Volume-based phase stability analysis including capillary pressure

Abstract

Abstract The effect of capillary pressure on phase equilibrium is very important in tight formations, such as shale oil and gas reservoirs. In confined fluids, the capillary pressure induced by highly curved interfaces causes bubble points suppression and an inflated dew point locus, with a shift of cricondentherm points towards higher temperatures, as compared to the bulk fluid. In the conventional phase stability testing including capillary pressure, the problem is solved using the classical tangent plane distance (TPD) function (related to the Gibbs free energy surface) and mole numbers as primary variables. In this work, a volume-based approach (in which the equation of state needs not to be solved for volume) is used to solve this problem, as a bound and linear inequality constrained minimization of a TPD function with respect to the component molar densities. A modified Cholesky factorization (to ensure a descent direction) and a two-stage line search procedure (to ensure that iterates remain in the feasible domain and the objective function is decreased) are used in Newton iterations; a proper change of variables strengthens the robustness.

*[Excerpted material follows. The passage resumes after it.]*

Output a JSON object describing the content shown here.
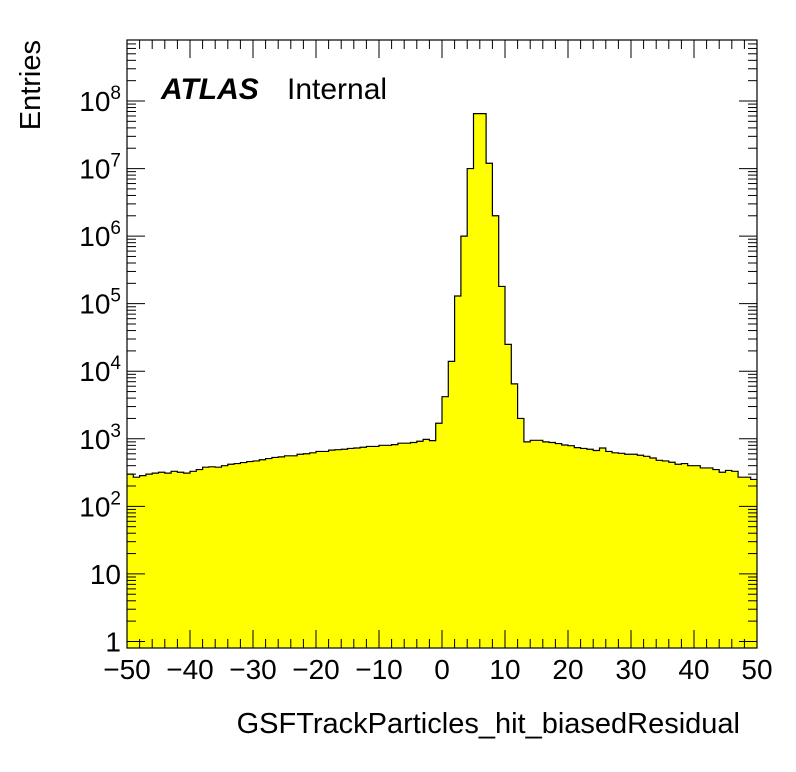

The Weinaug-Katz equation (widely used in chemical and petroleum industry), which is a function of molar densities only, is used for interfacial tensions; the additional partial derivatives in the gradient vector and Hessian matrix have very simple expressions, unlike in conventional formulations. The proposed method is tested for two hydrocarbon mixtures (an oil and a gas condensate) in a wide range of pressures, temperatures and curvature radii, with a special attention paid to the convergence behavior near the singularities, that is, the stability test limit locus (STLL) and the spinodal. The method proves to be highly robust and exhibits fast convergence, showing a similar convergence behavior and almost the same computational effort as in the case of a bulk fluid. The results are only slightly different from conventional methods (except at high curvatures near the cricondentherm and at low pressures); differences are due to the fact that the dependence of capillary pressure on composition is taken into account in deriving the stationarity conditions, unlike in the conventional approach. The proposed method is not dependent on the thermodynamic model and can be used with any capillary pressure representation in which the interfacial tension model is explicit in molar densities.